What are the signs of Identity Theft?
Stay alert for the signs of identity theft, like:
- Accounts you didn't open and debts on your accounts that you can't explain.
- Fraudulent or inaccurate information on your credit reports, including accounts and personal information, like your Social Security number, address(es), name or initials, and employers.
- Failing to receive bills or other mail. Follow up with creditors if your bills don't arrive on time. A missing bill could mean an identity thief has taken over your account and changed your billing address to cover his tracks.
- Receiving credit cards that you didn't apply for.
- Being denied credit, or being offered less favorable credit terms, like a high interest rate, for no apparent reason.
- Getting calls or letters from debt collectors or businesses about merchandise or services you didn't buy.
How do I find out if my identity has been stolen?
Unfortunately, many consumers learn they their identity has been stolen after some damage has been done.
- You may find out when bill collection agencies contact you for overdue debts you never incurred.
- You may find out when you apply for a mortgage or car loan and learn that problems with your credit history are holding up the loan.
- You may find out when you get something in the mail about an apartment you never rented, a house you never bought, or a job you never held.
What personal information should I monitor regularly?

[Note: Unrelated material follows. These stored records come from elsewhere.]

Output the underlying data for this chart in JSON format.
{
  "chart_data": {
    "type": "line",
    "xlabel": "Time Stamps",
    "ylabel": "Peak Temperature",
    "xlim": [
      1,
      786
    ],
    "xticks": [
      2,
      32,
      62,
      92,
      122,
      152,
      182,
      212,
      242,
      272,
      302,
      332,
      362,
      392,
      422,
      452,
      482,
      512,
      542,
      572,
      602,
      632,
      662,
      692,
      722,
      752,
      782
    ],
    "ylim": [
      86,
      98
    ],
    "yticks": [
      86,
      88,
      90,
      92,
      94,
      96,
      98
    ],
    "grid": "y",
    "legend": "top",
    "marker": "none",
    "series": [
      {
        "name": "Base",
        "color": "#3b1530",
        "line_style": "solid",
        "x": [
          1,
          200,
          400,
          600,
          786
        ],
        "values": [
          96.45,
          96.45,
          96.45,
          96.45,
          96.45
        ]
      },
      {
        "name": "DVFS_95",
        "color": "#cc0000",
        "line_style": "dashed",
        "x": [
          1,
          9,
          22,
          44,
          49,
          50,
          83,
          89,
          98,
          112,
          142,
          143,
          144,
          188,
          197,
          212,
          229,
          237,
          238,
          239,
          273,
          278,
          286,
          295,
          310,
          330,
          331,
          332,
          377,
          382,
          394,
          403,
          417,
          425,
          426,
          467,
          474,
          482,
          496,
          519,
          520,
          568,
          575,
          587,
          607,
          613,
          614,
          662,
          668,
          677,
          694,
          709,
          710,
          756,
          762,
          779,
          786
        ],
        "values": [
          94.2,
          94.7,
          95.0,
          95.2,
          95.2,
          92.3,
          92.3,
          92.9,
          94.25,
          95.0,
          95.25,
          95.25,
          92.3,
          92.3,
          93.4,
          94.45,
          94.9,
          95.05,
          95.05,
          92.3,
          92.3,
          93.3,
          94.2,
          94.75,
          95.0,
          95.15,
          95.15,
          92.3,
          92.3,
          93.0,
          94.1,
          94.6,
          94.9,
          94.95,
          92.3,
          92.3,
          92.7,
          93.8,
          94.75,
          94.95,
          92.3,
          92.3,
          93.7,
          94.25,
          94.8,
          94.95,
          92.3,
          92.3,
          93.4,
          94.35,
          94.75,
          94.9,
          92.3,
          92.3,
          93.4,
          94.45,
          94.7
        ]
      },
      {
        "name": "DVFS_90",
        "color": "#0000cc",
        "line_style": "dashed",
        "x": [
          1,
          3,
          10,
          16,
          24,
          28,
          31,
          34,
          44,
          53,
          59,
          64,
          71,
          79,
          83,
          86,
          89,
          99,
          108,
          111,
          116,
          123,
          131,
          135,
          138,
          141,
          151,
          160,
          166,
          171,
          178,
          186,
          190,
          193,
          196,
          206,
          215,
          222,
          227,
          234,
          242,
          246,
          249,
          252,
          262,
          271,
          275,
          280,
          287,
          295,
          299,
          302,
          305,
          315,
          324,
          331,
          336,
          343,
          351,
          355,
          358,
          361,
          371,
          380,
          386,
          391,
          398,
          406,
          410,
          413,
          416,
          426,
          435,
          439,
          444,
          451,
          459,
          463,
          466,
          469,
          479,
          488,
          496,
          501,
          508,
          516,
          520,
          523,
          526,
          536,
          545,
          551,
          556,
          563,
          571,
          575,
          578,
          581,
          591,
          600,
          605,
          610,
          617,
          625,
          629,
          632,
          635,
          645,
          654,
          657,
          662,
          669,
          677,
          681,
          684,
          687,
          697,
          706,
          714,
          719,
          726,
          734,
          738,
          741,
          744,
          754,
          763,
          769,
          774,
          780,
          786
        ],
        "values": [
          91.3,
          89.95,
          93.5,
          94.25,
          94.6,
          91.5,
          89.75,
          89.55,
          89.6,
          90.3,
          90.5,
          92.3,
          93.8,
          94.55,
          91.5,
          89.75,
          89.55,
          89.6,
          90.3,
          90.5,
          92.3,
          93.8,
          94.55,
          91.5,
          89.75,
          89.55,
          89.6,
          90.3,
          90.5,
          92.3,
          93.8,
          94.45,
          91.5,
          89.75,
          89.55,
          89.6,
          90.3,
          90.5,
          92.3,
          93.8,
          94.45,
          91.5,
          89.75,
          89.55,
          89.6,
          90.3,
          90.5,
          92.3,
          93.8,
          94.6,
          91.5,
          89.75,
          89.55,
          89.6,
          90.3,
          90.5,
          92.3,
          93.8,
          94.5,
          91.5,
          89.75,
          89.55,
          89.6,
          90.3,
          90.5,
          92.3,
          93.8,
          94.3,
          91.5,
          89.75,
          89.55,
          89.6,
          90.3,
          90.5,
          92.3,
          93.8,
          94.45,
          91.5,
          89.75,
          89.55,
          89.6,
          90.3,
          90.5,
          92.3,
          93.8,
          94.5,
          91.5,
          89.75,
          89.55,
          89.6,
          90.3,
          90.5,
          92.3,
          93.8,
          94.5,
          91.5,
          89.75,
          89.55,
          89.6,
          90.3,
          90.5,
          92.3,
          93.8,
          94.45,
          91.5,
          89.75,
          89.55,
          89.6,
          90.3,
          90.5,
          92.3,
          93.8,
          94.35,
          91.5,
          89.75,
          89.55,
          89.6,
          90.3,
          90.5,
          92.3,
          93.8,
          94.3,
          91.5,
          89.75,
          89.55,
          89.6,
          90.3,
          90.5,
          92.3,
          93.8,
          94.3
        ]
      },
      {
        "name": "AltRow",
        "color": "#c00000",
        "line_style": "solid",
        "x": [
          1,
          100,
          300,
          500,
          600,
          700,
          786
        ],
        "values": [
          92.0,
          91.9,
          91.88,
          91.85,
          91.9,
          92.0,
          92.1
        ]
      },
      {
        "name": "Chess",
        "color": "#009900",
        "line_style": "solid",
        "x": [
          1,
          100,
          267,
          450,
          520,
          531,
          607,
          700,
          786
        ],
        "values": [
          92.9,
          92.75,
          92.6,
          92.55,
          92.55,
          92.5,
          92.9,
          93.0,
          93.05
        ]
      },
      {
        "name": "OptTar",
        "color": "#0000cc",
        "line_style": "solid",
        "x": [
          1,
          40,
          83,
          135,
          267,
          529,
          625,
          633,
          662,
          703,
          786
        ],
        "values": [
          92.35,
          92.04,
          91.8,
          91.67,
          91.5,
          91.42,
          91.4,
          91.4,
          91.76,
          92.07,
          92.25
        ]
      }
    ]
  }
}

Early detection of a potential identity theft can make a big difference. Keep an eye out for any suspicious activity by routinely monitoring:
Your financial statements. Monitor your financial accounts and billing statements regularly, looking closely for charges you did not make.
Your credit reports. Credit reports contain information about you, including what accounts you have and how you pay your bills. The law requires each of the major nationwide consumer reporting agencies to provide you with a free copy of your credit report, at your request, once every 12 months. If an identity thief is opening credit accounts in your name, these accounts are likely to show up on your credit report. To find out, order a copy of your credit reports.
Once you get your reports, review them carefully. Look for inquiries from companies you haven't contacted, accounts you didn't open, and debts on your accounts that you can't explain. Check that information, like your Social Security number, address(es), name or initials, and employers are correct. If you find fraudulent or inaccurate information, get it removed. See the FTC's article Repairing Your Credit after Identity Theft to learn how. Continue to check your credit reports periodically, especially for the first year after you discover the identity theft, to make sure no new fraudulent activity has occurred.
An amendment to the federal Fair Credit Reporting Act requires each of the major nationwide consumer reporting companies to provide you with a free copy of your credit report, at your request, once every 12 months.
To order your free annual report from one or all the national consumer reporting companies, visit www.annualcreditreport.com, call toll-free 877-322-8228, or complete the Annual Credit Report Request Form and mail it to: Annual Credit Report Request Service, P.O. Box 105281, Atlanta, GA 30348-5281. You can print the form from ftc.gov/credit. Do not contact the three nationwide consumer reporting companies individually; they provide free annual credit reports only through www.annualcreditreport.com, 877-322-8228, and Annual Credit Report Request Service, P.O. Box 105281, Atlanta, GA 30348-5281.
Under federal law, you're also entitled to a free report if a company takes adverse action against you, such as denying your application for credit, insurance or employment, and you request your report within 60 days of receiving notice of the action. The notice will give you the name, address, and phone number of the consumer reporting company that supplied the information about you. You're also entitled to one free report a year if you're unemployed and plan to look for a job within 60 days; you're on welfare; or your report is inaccurate because of fraud. Otherwise, a consumer reporting company may charge you up to $9.50 for any other copies of your report.